Elizabeth Catlos to receive GSA 2006 Young Scientist Award
Boulder, CO -- Dr. Elizabeth Jacqueline Catlos, Assistant Professor, Oklahoma State University, is recipient of the Geological Society of America Young Scientist Award for 2006. The Award will be given at the GSA Annual Meeting in Philadelphia, PA, at the Presidential Address and Awards Ceremony on Saturday, 21 October 2006.
A native of San Mateo, California, Dr. Catlos earned a bachelor of science degree in chemistry with specialization in earth science from the University of California San Diego. She received her Ph.D. from the Department of Earth and Space Sciences at the University of California Los Angeles.

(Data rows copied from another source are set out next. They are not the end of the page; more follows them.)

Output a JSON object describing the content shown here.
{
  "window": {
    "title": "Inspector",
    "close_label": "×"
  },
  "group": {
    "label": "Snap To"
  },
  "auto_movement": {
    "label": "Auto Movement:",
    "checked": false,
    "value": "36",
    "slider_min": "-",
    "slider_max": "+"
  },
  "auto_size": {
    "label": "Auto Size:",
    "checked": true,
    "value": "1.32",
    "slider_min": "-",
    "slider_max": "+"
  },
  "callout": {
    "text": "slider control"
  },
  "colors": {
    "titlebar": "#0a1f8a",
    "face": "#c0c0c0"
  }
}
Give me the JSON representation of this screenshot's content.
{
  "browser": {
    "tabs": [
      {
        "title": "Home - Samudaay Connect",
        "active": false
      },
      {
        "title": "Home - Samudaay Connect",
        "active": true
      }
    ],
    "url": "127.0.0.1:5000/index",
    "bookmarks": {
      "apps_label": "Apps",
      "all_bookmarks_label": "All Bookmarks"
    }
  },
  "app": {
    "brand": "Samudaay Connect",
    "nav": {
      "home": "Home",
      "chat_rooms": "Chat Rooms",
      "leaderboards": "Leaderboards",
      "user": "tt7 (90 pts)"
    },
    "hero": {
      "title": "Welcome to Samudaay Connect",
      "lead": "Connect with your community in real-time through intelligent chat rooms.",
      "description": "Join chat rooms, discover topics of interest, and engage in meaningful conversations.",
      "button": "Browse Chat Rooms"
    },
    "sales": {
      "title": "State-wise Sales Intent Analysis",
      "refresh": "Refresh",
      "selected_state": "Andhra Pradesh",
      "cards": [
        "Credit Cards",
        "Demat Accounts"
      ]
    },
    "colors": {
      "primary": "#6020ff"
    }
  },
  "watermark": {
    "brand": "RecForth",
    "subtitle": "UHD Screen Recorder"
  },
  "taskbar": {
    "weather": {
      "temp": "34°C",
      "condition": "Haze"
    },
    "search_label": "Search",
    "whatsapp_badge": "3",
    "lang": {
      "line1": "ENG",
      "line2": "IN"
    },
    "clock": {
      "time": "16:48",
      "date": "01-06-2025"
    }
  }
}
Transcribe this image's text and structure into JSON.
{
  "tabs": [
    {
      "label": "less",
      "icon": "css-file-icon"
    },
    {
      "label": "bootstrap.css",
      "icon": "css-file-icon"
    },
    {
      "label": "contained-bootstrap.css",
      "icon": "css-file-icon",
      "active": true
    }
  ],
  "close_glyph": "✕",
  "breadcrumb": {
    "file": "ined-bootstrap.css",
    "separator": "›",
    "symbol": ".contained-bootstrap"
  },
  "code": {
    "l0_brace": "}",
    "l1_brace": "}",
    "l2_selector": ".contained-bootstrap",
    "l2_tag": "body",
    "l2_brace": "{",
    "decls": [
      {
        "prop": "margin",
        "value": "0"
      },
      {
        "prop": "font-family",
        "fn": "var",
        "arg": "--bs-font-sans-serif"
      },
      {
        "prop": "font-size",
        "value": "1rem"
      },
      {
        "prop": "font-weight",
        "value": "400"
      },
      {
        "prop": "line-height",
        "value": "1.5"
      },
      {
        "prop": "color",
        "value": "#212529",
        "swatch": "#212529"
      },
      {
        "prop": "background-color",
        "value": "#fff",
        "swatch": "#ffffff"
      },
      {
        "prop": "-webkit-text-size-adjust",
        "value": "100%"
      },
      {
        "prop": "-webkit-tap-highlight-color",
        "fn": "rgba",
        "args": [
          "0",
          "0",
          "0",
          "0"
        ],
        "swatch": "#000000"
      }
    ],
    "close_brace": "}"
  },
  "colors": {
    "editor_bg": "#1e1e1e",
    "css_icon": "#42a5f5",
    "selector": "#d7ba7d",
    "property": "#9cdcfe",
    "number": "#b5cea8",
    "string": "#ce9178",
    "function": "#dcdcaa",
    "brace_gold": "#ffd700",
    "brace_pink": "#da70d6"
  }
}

GSA is recognizing Dr. Catlos, a geochemist and mineralogist, for accomplishments beginning with innovative mineralogy research while on a Smithsonian Institution Predoctoral Fellowship in 1997. She now directs an electronic microprobe laboratory and teaches classes in mineralogy and petrology at Oklahoma State. Her other research interests include tectonic evolution of the Himalaya (Nepal and India) and the Menderes Massif (Turkey). Catlos also has a strong secondary interest in planetary science and has served on several Mars-related panels for NASA initiatives.
The Geological Society of America Young Scientist Award recognizes outstanding achievement in contributing to geological knowledge through original research that marks a major advance in the earth sciences. Established in 1988, the Award is given to a scientist age 35 or younger and consists of a gold medal, the Donath Medal, and a cash prize endowed by Dr. and Mrs. Fred A. Donath.
The Geological Society of America, founded in 1888, is a scientific society with 20,000 members from academia, government, and industry in more than 85 countries. Through its meetings, publications, and programs, GSA enhances the professional growth of its members, and promotes the geosciences in the service of humankind. Headquartered in Boulder, Colorado, GSA fosters public dialogue on geoscience issues, and supports all levels of earth science education.